Shares of Rambus Inc. RMBS gained more than 6% in after-hours trade yesterday in response to the better-than-expected fourth-quarter 2015 results and encouraging first-quarter and full-year 2016 outlook.
Rambus’ adjusted earnings per share (including stock-based compensation but excluding all one-time items) of 16 cents came ahead of the Zacks Consensus Estimate of 13 cents and compared favorably with the year-ago quarter figure of 12 cents. The year-over-year improvement was mainly driven by higher revenues and stringent cost management.
On a GAAP basis, the company reported earnings of 11 cents, much better than 7 cents earned a year ago.
Total revenue for the quarter increased 6.6% year over year to $76.8 million. The improvement was mainly driven by higher royalty revenues from International Business Machines Corporation IBM and SK Hynix as well as the renewal of patent licensing agreement with Toshiba during the quarter. These positives were somewhat offset by lower royalty revenues from STMicroelectronics STM and Renesas.
Moreover, reported revenues were toward the higher end of management’s guided range of $71 million to $77 million and surpassed the Zacks Consensus Estimate of $72 million.
Total operating costs and expenses of $56.4 million were 4% higher than the year-ago quarter primarily due to restructuring charges, lower gain from the sale of intellectual property and higher expenses related to software design tools, which were partially offset by lower prototyping costs, lower headcount related costs and lower consulting costs.

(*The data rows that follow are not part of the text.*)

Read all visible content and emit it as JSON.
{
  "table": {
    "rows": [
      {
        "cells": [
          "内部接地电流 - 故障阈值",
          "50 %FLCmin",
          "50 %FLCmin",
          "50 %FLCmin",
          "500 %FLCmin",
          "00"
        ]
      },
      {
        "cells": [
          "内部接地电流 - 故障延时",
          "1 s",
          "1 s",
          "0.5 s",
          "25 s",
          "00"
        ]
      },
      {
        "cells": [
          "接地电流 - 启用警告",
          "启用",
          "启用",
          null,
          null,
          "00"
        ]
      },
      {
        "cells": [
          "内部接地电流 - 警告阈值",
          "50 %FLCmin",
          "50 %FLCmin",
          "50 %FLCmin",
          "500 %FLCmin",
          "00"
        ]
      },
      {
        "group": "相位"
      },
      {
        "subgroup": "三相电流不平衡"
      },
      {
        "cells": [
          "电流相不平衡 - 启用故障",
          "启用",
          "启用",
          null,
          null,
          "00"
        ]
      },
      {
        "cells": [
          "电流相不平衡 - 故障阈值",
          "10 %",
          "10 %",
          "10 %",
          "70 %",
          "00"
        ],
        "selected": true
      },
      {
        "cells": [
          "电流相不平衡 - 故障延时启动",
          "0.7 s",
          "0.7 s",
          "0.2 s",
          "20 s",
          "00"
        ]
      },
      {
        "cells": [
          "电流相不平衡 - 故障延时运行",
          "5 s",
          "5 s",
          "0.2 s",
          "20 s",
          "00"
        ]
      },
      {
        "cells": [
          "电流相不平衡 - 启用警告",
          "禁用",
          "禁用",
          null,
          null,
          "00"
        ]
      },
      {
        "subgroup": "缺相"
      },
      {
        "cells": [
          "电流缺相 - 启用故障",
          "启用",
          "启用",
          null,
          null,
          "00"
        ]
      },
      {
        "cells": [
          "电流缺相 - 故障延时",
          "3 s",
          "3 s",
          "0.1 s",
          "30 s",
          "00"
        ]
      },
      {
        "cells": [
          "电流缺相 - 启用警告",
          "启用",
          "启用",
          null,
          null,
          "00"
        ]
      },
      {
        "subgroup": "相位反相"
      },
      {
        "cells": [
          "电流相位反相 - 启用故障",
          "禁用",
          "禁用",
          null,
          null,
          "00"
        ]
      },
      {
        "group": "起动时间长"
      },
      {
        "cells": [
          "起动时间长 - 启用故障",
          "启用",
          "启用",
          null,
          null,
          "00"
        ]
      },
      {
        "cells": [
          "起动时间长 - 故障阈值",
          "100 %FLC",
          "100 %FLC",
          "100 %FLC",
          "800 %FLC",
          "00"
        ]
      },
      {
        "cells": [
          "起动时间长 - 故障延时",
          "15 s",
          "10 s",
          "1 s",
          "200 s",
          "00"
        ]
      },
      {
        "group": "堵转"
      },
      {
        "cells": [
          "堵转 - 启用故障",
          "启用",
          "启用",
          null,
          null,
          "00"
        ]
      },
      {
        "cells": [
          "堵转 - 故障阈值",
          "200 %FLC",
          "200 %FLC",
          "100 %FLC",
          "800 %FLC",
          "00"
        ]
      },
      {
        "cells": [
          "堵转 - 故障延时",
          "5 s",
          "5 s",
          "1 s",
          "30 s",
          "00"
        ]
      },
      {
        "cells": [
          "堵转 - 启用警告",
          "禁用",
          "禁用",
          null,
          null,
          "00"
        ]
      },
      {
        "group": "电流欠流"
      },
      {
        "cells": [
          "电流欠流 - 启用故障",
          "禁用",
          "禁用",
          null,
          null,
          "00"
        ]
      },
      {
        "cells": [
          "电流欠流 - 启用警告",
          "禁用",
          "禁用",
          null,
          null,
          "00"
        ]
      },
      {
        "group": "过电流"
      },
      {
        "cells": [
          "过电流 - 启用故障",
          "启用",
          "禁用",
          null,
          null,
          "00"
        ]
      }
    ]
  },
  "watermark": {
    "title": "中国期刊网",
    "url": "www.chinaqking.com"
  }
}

However, excluding one-time items, total operating costs and expenses decreased nearly 3% year over year to $46.7 million. As a percentage of revenues, it decreased 600 basis points to 60.8%.
This, in turn, positively impacted operating results. Adjusted operating income (including stock-based compensation but excluding all one-time items) came in at $30.1 million compared with $23.9 million in the year-ago quarter, increasing 25.7% year over year. Adjusted operating margin was 39.2% compared with 33.2% a year ago.
On a GAAP basis, net income was approximately $13 million, which improved from $7.8 million reported last year. Also, net income on an adjusted basis (including stock-based compensation but excluding all one-time items) was $18.9 million compared with $12.4 million.
Rambus exited the quarter with cash, cash equivalents and marketable securities of roughly $287.7 million, down $75.2 million from the Sep 30, 2015 balance of $362.9 million, due to the repurchase of 7.8 million stocks under the company’s accelerated share repurchase program.
Buoyed by the better-than-expected fourth-quarter performance, Rambus issued encouraging first-quarter and full-year 2016 revenue outlook. For the first quarter, the company expects revenues between $71 million and $75 million (mid-point $73 million), higher than the Zacks Consensus Estimate of $72 million.
Full-year revenues are projected within $310 million to $325 million (mid-point $317.5 million), much higher than the Zacks Consensus Estimate of $294 million.
Acquisition of Smart Card Software Ltd
Concurrent with the fourth-quarter results, Rambus announced the acquisition of mobile payments technology developer, Smart Card Software Ltd., in a cash deal worth £64.7 million or over US$92 million.
With this acquisition, Rambus acquired two technologies. The first one is an advanced mobile payment platform developed by Bell Identification Ltd. (Bell ID) which also supports cloud-based services. The other one is a smart ticketing platform built by Ecebs Ltd. (Ecebs). Both the companies were wholly-owned subsidiaries of Smart Card Software.
Rambus intends to integrate these technologies into the Cryptography Research portfolio of products and services, thereby broadening the secure provisioning and management solutions offering. The acquisition is anticipated to be accretive to Rambus’ pro-forma earnings within the next 12 months.
Extension of Patent License Agreement
In a separate press release, Rambus declared that it has extended the patent license agreement with Advanced Micro Devices Inc. AMD by five years.
Rambus reported strong fourth-quarter results with both the top line and the bottom line beating the respective Zacks Consensus Estimate. The quarterly revenues and earnings improved significantly from the year-ago period as well. Moreover, the company provided encouraging first-quarter and full-year 2016 revenue guidance.
Rambus is poised well to capitalize on the rising popularity of energy-efficient lighting, LED products in the latest architectural, retail, commercial and residential lighting fixtures. The recent acquisition of Smart Card Software will enhance its product offerings thereby boosting the top-line and the bottom-line performance over the long run, in our view.
Rambus is going through a restructuring phase and we expect it to yield favorable results. Additionally, licensing agreements — the result of successful monetization of Rambus’ patents — remain a recurring revenue source.
Currently, Rambus has a Zacks Rank #2 (Buy).